Friday, November 27, 2009


“The Lord is my shepherd; I shall not want. He makes me lie down in green pastures. He leads me beside still waters. He restores my soul. He leads me in the paths of righteousness for his name’s sake. Even though I walk through the valley of the shadow of death, I will fear no evil, for you are with me; your rod and staff, they comfort me. You prepare a table for me in the presence of my enemies; you anoint my head with oil; my cup overflows. Surely goodness and mercy shall follow me all the days of my life and I will dwell in the house of the Lord forever.


I have always had issues with The 23rd Psalm. I hate to admit it, but it has always slightly annoyed me.

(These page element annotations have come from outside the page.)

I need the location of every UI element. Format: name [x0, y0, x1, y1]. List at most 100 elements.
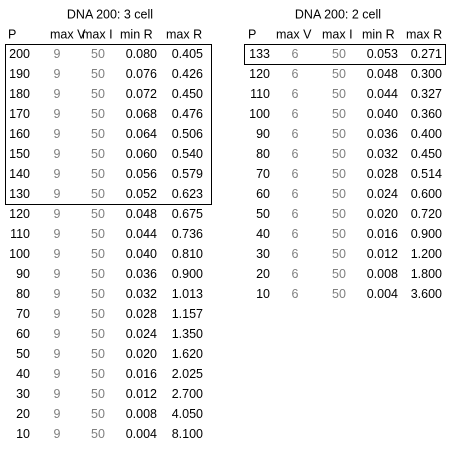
cell: 90: [256, 127, 270, 141]
cell: 0.900: [411, 227, 442, 241]
cell: 8.100: [172, 427, 203, 441]
cell: 9: [54, 187, 61, 201]
cell: 1.157: [172, 307, 203, 321]
cell: 0.476: [172, 107, 203, 121]
cell: 200: [9, 47, 30, 61]
cell: 190: [9, 67, 30, 81]
cell: 0.060: [126, 147, 157, 161]
cell: 0.072: [126, 87, 157, 101]
cell: 0.028: [126, 307, 157, 321]
cell: 0.506: [172, 127, 203, 141]
cell: 0.044: [126, 227, 157, 241]
cell: 9: [54, 327, 61, 341]
cell: 50: [91, 387, 105, 401]
cell: 50: [91, 127, 105, 141]
cell: 0.300: [411, 67, 442, 81]
cell: 140: [9, 167, 30, 181]
cell: 6: [292, 287, 299, 301]
cell: 0.623: [172, 187, 203, 201]
cell: 50: [91, 247, 105, 261]
column-header: max R: [166, 27, 202, 41]
cell: 100: [9, 247, 30, 261]
cell: 0.044: [367, 87, 398, 101]
cell: 6: [292, 87, 299, 101]
cell: 50: [91, 287, 105, 301]
cell: 50: [91, 107, 105, 121]
cell: 0.540: [172, 147, 203, 161]
cell: 0.032: [126, 287, 157, 301]
highlight-box: [244, 44, 446, 65]
cell: 0.400: [411, 127, 442, 141]
cell: 50: [332, 87, 346, 101]
cell: 1.350: [172, 327, 203, 341]
cell: 110: [10, 227, 30, 241]
cell: 0.036: [126, 267, 157, 281]
cell: 0.076: [126, 67, 157, 81]
cell: 50: [91, 207, 105, 221]
cell: 50: [91, 327, 105, 341]
cell: 0.032: [367, 147, 398, 161]
cell: 0.426: [172, 67, 203, 81]
cell: 10: [16, 427, 30, 441]
cell: 50: [91, 347, 105, 361]
cell: 120: [249, 67, 270, 81]
cell: 0.020: [367, 207, 398, 221]
cell: 10: [256, 287, 270, 301]
cell: 0.271: [411, 47, 442, 61]
cell: 20: [256, 267, 270, 281]
table-title: DNA 200: 2 cell: [295, 7, 381, 21]
cell: 30: [256, 247, 270, 261]
cell: 1.620: [172, 347, 203, 361]
cell: 50: [91, 147, 105, 161]
cell: 0.405: [172, 47, 203, 61]
cell: 50: [91, 87, 105, 101]
cell: 0.064: [126, 127, 157, 141]
cell: 110: [250, 87, 270, 101]
cell: 50: [91, 227, 105, 241]
cell: 50: [332, 267, 346, 281]
cell: 9: [54, 347, 61, 361]
cell: 50: [332, 227, 346, 241]
cell: 160: [9, 127, 30, 141]
cell: 6: [292, 47, 299, 61]
cell: 50: [332, 127, 346, 141]
cell: 6: [292, 147, 299, 161]
cell: 0.736: [172, 227, 203, 241]
cell: 9: [54, 207, 61, 221]
cell: 9: [54, 287, 61, 301]
cell: 9: [54, 167, 61, 181]
cell: 50: [16, 347, 30, 361]
cell: 50: [332, 107, 346, 121]
cell: 180: [9, 87, 30, 101]
cell: 50: [332, 167, 346, 181]
column-header: P: [8, 27, 16, 41]
cell: 60: [16, 327, 30, 341]
cell: 70: [256, 167, 270, 181]
cell: 50: [332, 207, 346, 221]
cell: 1.200: [411, 247, 442, 261]
cell: 6: [292, 227, 299, 241]
cell: 0.048: [367, 67, 398, 81]
cell: 6: [292, 127, 299, 141]
cell: 6: [292, 167, 299, 181]
cell: 0.514: [411, 167, 442, 181]
cell: 60: [256, 187, 270, 201]
cell: 9: [54, 127, 61, 141]
cell: 50: [91, 267, 105, 281]
cell: 9: [54, 47, 61, 61]
cell: 9: [54, 307, 61, 321]
cell: 0.327: [411, 87, 442, 101]
cell: 9: [54, 247, 61, 261]
cell: 0.016: [126, 367, 157, 381]
cell: 0.012: [126, 387, 157, 401]
cell: 4.050: [172, 407, 203, 421]
cell: 6: [292, 247, 299, 261]
cell: 6: [292, 67, 299, 81]
cell: 50: [332, 187, 346, 201]
cell: 6: [292, 107, 299, 121]
cell: 50: [332, 67, 346, 81]
cell: 50: [91, 307, 105, 321]
cell: 0.450: [172, 87, 203, 101]
cell: 0.360: [411, 107, 442, 121]
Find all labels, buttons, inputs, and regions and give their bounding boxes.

I never understood why people used to quote it as comforting and reassuring, when it always left me feel slightly uneasy.

However, I have recently stumbled across what I think might be the problem I have with the 23rd Psalm. You see in the 23rd Psalm the majority of the action verbs are attributed to the Lord and not to me. The LORD- is, makes, leads, restores, leads, with, comfort, prepare, anoints. It is the Lords who works and the Lord who is the one who is making things happen. The only verbs attributed to me are “shall not want, walk, dwell.” None of these verbs are things that take much effort on my part.

You see the problem I have with this Psalm is that it tells me that I am dependent upon God and what God will do. There is little I can do to make things happen in this Psalm. I am dependent upon God for comfort, for goodness, for mercy, and for the still waters. I cannot produce these on my own. The problem with this Psalm is that it highlights how little that I am capable of. It shows me how utterly dependent I am upon God for everything. It reminds me that in spite of all of my intellect, experience, friends, or family, that at the end of the day I am have to rely on God alone to provide and protect. That for someone who tries so hard to be independent and self-reliant, I am actually quite dependent.
This psalm makes me uneasy because it forces me to admit I can’t do this on my own. I can’t be my own supply. I can’t provide for myself. This psalm makes me uneasy because it reminds me that we were created to be dependent on a higher power. That we are like sheep, dependent upon a Shepherd who loves and leads; and that this psalm annoys me because of how amazingly reassuring it is to be told that I don’t have to be independent, self-reliant, or self-sustaining. This Psalm allows me to admit that despite all my ok-ness, that I still need someone to lead, provide, and comfort. And that is how its suppose to be.